In the panel on deepening banking market integration, speakers agreed that digitalisation can be part of the solution to further consolidate the European banking system, particularly in relation to cross-border activities. European Banking Authority Chair José Manuel Campa stressed that the European Union is ready to take the next step to complete the banking union with the creation of a European deposit insurance scheme. “People are focusing on the costs of moving forward and not at all on the costs of not moving forward,” said Mr Berrigan. Earlier, Mr Enria had said that even if negotiations aren’t unlocked, “we need to do our best to make the banking union work within the current setting.” The supervision and resolution legs are up and running, and the legislation already has mechanisms that could allow banks to move across borders, he argued. “Don’t wait for something to happen that resolves all the problems. Sometimes the best is the enemy of good.”
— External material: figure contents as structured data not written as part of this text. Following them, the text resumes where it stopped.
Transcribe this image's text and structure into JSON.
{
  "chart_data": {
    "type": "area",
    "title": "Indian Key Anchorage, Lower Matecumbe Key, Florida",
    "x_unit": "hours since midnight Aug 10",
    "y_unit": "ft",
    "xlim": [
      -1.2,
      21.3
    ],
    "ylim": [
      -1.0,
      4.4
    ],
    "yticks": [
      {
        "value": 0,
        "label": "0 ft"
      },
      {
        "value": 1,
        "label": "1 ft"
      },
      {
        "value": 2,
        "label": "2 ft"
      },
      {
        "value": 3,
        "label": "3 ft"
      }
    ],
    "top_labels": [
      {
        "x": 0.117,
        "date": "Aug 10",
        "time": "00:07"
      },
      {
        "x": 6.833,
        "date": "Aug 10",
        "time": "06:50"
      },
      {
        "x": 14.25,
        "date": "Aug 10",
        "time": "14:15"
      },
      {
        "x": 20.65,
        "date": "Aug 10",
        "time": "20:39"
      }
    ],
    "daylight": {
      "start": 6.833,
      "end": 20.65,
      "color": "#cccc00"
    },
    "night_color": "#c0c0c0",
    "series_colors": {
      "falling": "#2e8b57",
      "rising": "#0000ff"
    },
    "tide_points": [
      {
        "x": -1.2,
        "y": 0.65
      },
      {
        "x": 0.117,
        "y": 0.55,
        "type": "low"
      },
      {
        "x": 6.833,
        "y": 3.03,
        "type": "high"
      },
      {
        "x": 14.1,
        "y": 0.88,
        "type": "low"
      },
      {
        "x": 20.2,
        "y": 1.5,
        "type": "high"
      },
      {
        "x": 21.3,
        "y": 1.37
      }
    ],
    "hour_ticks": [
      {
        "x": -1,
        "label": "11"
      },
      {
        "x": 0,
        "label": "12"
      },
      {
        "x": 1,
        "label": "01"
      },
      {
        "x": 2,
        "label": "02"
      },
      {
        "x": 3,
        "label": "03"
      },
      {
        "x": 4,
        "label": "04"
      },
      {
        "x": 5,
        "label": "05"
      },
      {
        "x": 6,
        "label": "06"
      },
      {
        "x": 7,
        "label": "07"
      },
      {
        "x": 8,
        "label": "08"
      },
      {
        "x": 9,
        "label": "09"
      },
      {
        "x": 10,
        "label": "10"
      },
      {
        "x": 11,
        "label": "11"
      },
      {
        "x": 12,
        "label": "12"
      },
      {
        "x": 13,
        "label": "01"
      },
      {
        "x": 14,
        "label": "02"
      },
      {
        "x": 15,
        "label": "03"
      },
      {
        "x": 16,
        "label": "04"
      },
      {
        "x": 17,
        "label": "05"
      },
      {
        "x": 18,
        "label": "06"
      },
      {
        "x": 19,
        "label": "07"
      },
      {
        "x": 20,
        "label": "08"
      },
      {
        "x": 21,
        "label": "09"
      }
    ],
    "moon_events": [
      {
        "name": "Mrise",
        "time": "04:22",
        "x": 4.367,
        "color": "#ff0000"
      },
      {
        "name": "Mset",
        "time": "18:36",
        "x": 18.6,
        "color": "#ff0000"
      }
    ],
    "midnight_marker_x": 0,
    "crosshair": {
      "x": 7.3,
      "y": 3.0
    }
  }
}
The European Commission remains strongly committed to completing the banking union, despite the difficult negotiations and the somewhat eroded sense of urgency. EU Commissioner Mairead McGuinness summed up the stop-start progress in her keynote address: “Frankly, we need the banking union more now than ever because of the rapid change in the entire banking system and the financial world. So while it’s difficult, we’re determined to achieve it.”